Hatay Barosu ilgili değişikliğe karşı dava açmaya hazırlanırken Hatay Barosu Başkanı H. Cihat Açıkalın uygulamayı gazetemize değerlendirdi. “Devletin kendi eliyle bu alanda uygulama yapmasına karşı değiliz” diyen Açıkalın, “Eğer imara engel yoksa aynı bölgeyi rezerv alan yapmanın mantığı yok. Vatandaşın mülkiyet hakkına bağlı kalarak yaparsın binaları sorun çözülür. Neden insanlarda mülksüzleştirme kaygısı yaratacak bir yöntem seçiyorsunuz” sorusunu yöneltti. Rezerv alan ilanının meskûn alanlarda yapılabilir duruma gelmesinin ülke genelini düşündüğümüzde çok sıkıntılı bir yetki olduğunu ve yurttaşlar açısından mülksüzleştirme riski yaratacağının açık olduğunun altını çizen Açıkalın şunları söyledi:

‘KAMUOYU BASKISI ÖNEMLİ'

"Hükümetin buradaki insanlara sosyal devlet anlayışı gereği destek vermesi, çözüm üretmesi gerekiyor. Bu anlamda devletin kendi eliyle bu alanda uygulama yapmasına karşı değiliz.  Bu uygulamanın çokça sorun içermesi sebebiyle şeffaf ve adil yürütülmesi gerekiyor. Her yurttaşın, hak sahibinin haklarını gözeterek bütün yerel paydaşlarla birlikte hareket edilmesi için bizlerin yapacağı baskı ve uyarılar çok önemli.

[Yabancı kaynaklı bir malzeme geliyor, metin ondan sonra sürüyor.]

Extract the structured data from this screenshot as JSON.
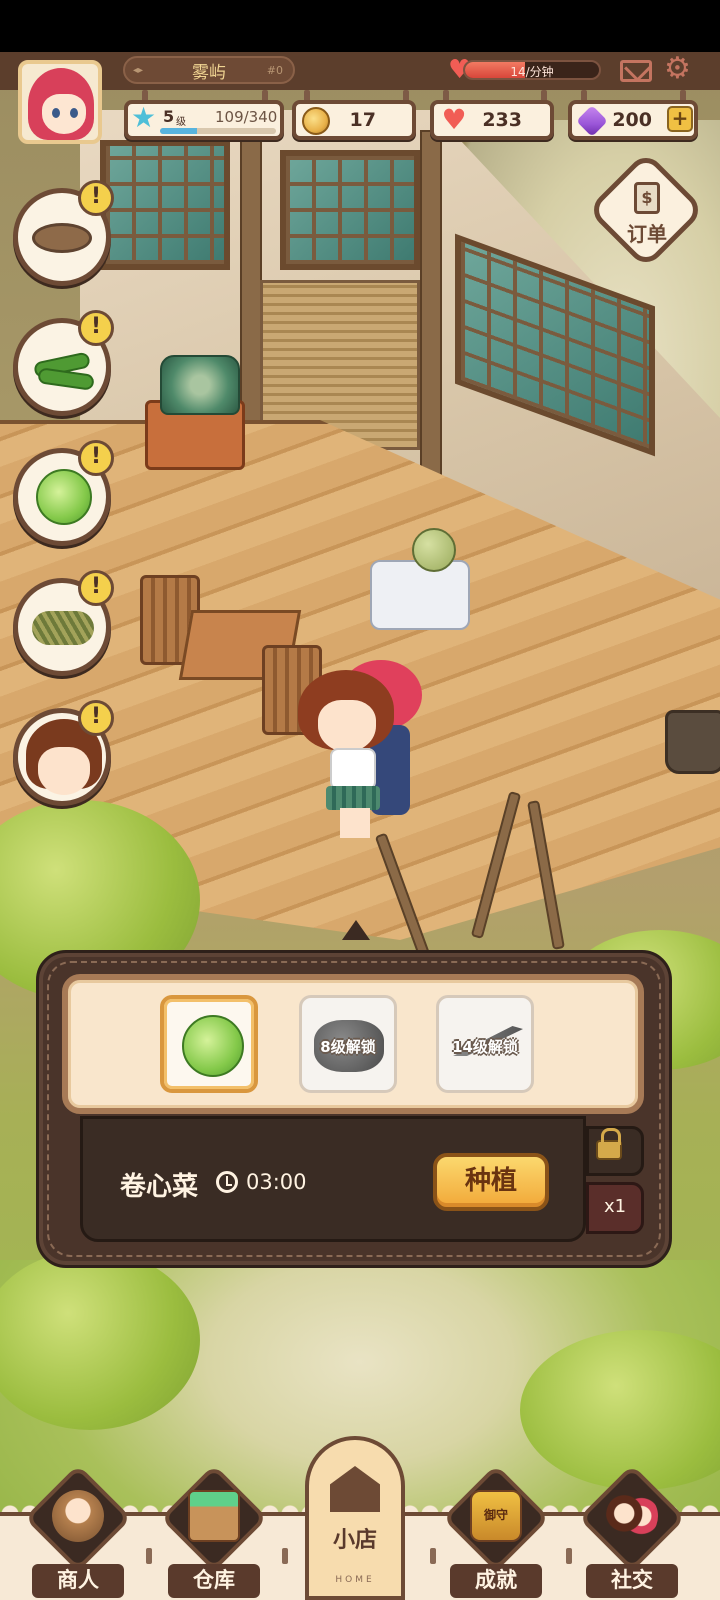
{
  "player": {
    "name": "雾屿",
    "id_tag": "#0",
    "level": "5",
    "level_unit": "级",
    "xp": "109/340",
    "xp_fraction": 0.32
  },
  "rate": {
    "text": "14/分钟",
    "fill_fraction": 0.45
  },
  "resources": {
    "coins": "17",
    "hearts": "233",
    "gems": "200",
    "add_label": "+"
  },
  "order_button": {
    "label": "订单",
    "icon_symbol": "$"
  },
  "quests": [
    {
      "icon": "soil-plot-icon",
      "alert": "!"
    },
    {
      "icon": "cucumber-icon",
      "alert": "!"
    },
    {
      "icon": "cabbage-icon",
      "alert": "!"
    },
    {
      "icon": "herb-icon",
      "alert": "!"
    },
    {
      "icon": "npc-girl-avatar",
      "alert": "!"
    }
  ],
  "plant_panel": {
    "slots": [
      {
        "icon": "cabbage-icon",
        "label": "",
        "selected": true
      },
      {
        "icon": "locked-mushroom-icon",
        "label": "8级解锁",
        "selected": false
      },
      {
        "icon": "locked-carrot-icon",
        "label": "14级解锁",
        "selected": false
      }
    ],
    "crop_name": "卷心菜",
    "crop_time": "03:00",
    "plant_button": "种植",
    "multiplier": "x1"
  },
  "nav": {
    "merchant": "商人",
    "warehouse": "仓库",
    "home": "小店",
    "home_sub": "HOME",
    "achievements": "成就",
    "social": "社交",
    "achievement_badge_text": "御守"
  },
  "colors": {
    "panel_brown": "#4a342a",
    "accent_orange": "#f2a838",
    "heart_red": "#f15d55",
    "gem_purple": "#9a55d8",
    "coin_gold": "#e9b24a"
  }
}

Öncelikle ve sürekli ifade ettiğim gibi kent bütününe yönelik bilimsel, katılımcı ve şeffaf bir planlama çalışmasının yapılması elzemdir. Rezerv alan sınırları neye göre tespit edildi, belirsiz. Şuan yapılan ve alınan kararlar parçalı ve ilan edilen sınırların hiçbir bilimsel dayanağı yok. İlan edilen sınırın dışındaki alanlar ne olacak, o da belirsiz. Uyarılarımıza karşın hâlâ planlama tekniği yok sayılarak çalışmalar yapılmakta.

‘DEMOGRAFİYE AĞIR TEHDİT'

Örneğin birçok mahallede mülkiyetlerimiz maalesef miras malı oldu. Bu nedenle uygulama anında ciddi problemler yaşanacaktır. Bu nedenle merkezi yönetim tarafından gerekli yasal düzenlemeler ve müdahaleler yapılmalı. İktidarın bu kanun kapsamında günümüze kadar yaptığı doğru bir uygulama olmadığı için ciddi endişelerimiz var. En büyük kaygılarımızdan birisi de bu girişimin kent demografisine verebileceği zarar."